Lindberg: “A beautiful API exists”

Along with the copyright and transformative use analyzes, Gibbons challenged the way the Supreme Court analyzed the fair dealing factor regarding the quantity and substantiality of the copyrighted portion of the work. author that Google used. While the Supreme Court focused on the fact that Google was only using 0.4% of Oracle’s code, Gibbons noted that this factor is supposed to focus on the value of the part used, not just the percentage. from the whole. “The value of a detective story is in the last page where you find out about the murder,” Gibbons said. “Lots of songs, only a short part is memorable. Google only copied 37 of these interfaces, but they didn’t care about the others, only 37 of them were relevant for Android smartphones.

Lindberg, who noted that he enjoys writing computer code as a hobby, said copyright protection is appropriate for computer code that has originality of self-expression. “There is a nice API,” he said. “There is expression in the code, and the way you express it really matters.
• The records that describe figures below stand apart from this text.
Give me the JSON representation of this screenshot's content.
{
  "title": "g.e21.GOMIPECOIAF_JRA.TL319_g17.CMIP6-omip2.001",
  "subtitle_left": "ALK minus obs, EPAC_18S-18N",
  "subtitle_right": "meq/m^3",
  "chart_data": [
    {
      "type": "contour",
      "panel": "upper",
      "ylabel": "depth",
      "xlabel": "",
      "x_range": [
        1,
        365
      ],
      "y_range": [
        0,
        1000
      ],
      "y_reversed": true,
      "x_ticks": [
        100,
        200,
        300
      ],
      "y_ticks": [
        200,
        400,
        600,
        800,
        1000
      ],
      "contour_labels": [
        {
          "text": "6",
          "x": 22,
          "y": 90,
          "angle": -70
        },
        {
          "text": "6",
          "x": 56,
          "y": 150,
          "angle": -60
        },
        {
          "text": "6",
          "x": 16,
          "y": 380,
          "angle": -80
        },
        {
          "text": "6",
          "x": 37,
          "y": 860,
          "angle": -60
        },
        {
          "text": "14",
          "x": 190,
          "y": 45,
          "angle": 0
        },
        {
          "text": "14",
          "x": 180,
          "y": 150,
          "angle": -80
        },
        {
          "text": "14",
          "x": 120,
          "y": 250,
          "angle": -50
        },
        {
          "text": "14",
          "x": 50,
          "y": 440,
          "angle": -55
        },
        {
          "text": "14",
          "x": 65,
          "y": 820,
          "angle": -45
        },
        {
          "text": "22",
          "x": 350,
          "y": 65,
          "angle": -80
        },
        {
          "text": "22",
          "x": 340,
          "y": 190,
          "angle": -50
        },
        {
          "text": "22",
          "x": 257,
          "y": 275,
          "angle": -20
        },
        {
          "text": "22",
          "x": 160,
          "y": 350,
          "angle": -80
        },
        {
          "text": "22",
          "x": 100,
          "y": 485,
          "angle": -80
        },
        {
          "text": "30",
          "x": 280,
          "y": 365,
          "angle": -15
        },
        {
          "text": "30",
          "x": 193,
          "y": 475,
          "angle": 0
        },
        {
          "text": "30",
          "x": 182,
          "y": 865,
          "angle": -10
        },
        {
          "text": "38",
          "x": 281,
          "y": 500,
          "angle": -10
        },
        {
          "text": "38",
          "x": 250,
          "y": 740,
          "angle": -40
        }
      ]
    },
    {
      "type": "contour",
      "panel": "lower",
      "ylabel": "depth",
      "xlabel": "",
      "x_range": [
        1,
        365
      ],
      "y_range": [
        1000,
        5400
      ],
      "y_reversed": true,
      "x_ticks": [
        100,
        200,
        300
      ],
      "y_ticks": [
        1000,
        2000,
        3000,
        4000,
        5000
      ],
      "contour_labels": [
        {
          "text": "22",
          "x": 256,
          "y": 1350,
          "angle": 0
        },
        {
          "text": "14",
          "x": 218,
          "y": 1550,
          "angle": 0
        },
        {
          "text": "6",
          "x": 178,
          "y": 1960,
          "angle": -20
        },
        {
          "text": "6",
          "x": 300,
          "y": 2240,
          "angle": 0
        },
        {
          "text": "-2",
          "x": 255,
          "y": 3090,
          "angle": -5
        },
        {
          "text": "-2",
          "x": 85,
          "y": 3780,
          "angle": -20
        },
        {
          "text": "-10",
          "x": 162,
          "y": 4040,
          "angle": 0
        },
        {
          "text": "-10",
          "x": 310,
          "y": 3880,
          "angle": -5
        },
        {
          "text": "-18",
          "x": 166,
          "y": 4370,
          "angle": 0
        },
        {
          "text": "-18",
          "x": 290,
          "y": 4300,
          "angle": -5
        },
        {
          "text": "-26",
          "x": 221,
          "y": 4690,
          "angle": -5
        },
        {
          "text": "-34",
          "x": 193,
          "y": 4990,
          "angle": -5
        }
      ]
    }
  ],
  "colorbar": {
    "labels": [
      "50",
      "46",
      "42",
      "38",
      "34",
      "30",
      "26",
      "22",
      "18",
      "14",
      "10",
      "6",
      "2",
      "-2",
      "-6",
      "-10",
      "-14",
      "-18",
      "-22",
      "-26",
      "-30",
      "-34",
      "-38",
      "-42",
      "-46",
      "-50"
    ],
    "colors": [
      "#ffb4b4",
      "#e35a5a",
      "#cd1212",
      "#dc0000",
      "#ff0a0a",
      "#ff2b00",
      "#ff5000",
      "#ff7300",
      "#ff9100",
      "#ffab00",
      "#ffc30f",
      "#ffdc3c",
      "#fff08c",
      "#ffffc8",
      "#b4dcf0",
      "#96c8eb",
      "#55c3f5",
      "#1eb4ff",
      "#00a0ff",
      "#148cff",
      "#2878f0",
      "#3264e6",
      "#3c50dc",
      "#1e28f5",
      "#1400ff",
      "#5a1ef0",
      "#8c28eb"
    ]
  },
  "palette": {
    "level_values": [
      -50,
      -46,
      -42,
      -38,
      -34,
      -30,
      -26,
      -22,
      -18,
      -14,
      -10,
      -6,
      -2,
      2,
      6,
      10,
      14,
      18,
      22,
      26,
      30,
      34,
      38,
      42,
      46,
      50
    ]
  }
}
Lindberg rebuffed Gibbons’ claim that the beauty of APIs and programming languages ​​encompasses only the efficiency of the language which can reach the maximum in a few lines of computer language. Lindberg pointed out that the source code is primarily for human consumption, whereas a computer must translate the language into binary code for processing. “Computers aren’t ideal things, and sometimes you have to do ugly hacks to make it run faster,” he said. “Computer code can be beautiful when it expresses the programmer’s intention precisely and succinctly. “

Steve brachmann

Steve Brachmann is a freelance journalist based in Buffalo, New York. He has worked professionally as a freelance for over a decade. He writes about technology and innovation. His work has been published by Buffalo News, Hamburg sun, USAToday.com, Chron.com, Motley Fool, and OpenLettersMonthly.com. Steve also provides website copies and documents to various business clients and is available for research projects and freelance work.